Yes.
Adding a few facts about NFC, for those not fully acquainted with it. Out of
the 100K Unicode characters:
- Other than CJK compatibility ideographs, there are (currently) 118
characters that are always transformed by NFC into other characters.
-
http://unicode.org/cldr/utility/list-unicodeset.jsp?a=[[:nfcqc=no:]-[:name=/CJK%20COMPATIBILITY%20IDEOGRAPH/:]]
- The CJK COMPATIBILITY IDEOGRAPHs are a larger set, and will grow
over time.
- There are a further 102 characters that may or may not be
transformed:
- http://unicode.org/cldr/utility/list-unicodeset.jsp?a=[:nfcqc=maybe
:]
- Such transformation may be combining with a previous character, or may
involve reordering. That is, NFC puts non-spacing characters like *combining
acute *and *combining ring below* into a canonical order.
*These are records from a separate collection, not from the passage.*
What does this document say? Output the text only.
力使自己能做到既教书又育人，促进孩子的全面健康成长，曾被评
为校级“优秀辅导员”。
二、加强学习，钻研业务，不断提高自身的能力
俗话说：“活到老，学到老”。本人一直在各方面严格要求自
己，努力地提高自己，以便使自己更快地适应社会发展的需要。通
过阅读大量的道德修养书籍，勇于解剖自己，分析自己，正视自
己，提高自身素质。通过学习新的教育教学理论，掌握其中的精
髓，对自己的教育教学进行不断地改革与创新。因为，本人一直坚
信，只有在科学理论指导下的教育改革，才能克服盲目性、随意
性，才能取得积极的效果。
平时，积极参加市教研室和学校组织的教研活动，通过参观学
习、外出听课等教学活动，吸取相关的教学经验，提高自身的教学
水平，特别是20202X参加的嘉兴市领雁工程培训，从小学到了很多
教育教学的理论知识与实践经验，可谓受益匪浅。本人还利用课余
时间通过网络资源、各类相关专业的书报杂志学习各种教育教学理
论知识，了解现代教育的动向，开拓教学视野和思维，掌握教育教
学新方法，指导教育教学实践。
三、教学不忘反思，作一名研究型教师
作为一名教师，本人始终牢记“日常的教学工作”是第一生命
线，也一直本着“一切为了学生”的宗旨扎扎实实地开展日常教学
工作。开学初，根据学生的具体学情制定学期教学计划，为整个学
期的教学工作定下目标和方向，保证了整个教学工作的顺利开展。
- While theoretically NFD and NFC are equally appropriate, in practice
NFD is only used internally (the one significant exception I know of is the
Apple file system) -- NFC is the form recommended for interchange.
Mark
On Mon, Feb 2, 2009 at 07:53, Phillips, Addison <addison@amazon.com> wrote:
> > Would it be reasonable to also disallow insertion of combining
> > characters via such escapes?
>
> Absolutely not reasonable. Some scripts *require* the use of combining
> marks. NFC does not guarantee that no combining marks appear in the text.
> Applying NFC only means that any combining marks that can be combined with
> their base characters are, in fact, combined.
>
> Addison
>
> Addison Phillips
> Globalization Architect -- Lab126
>
> Internationalization is not a feature.
> It is an architecture.
>
>
>
>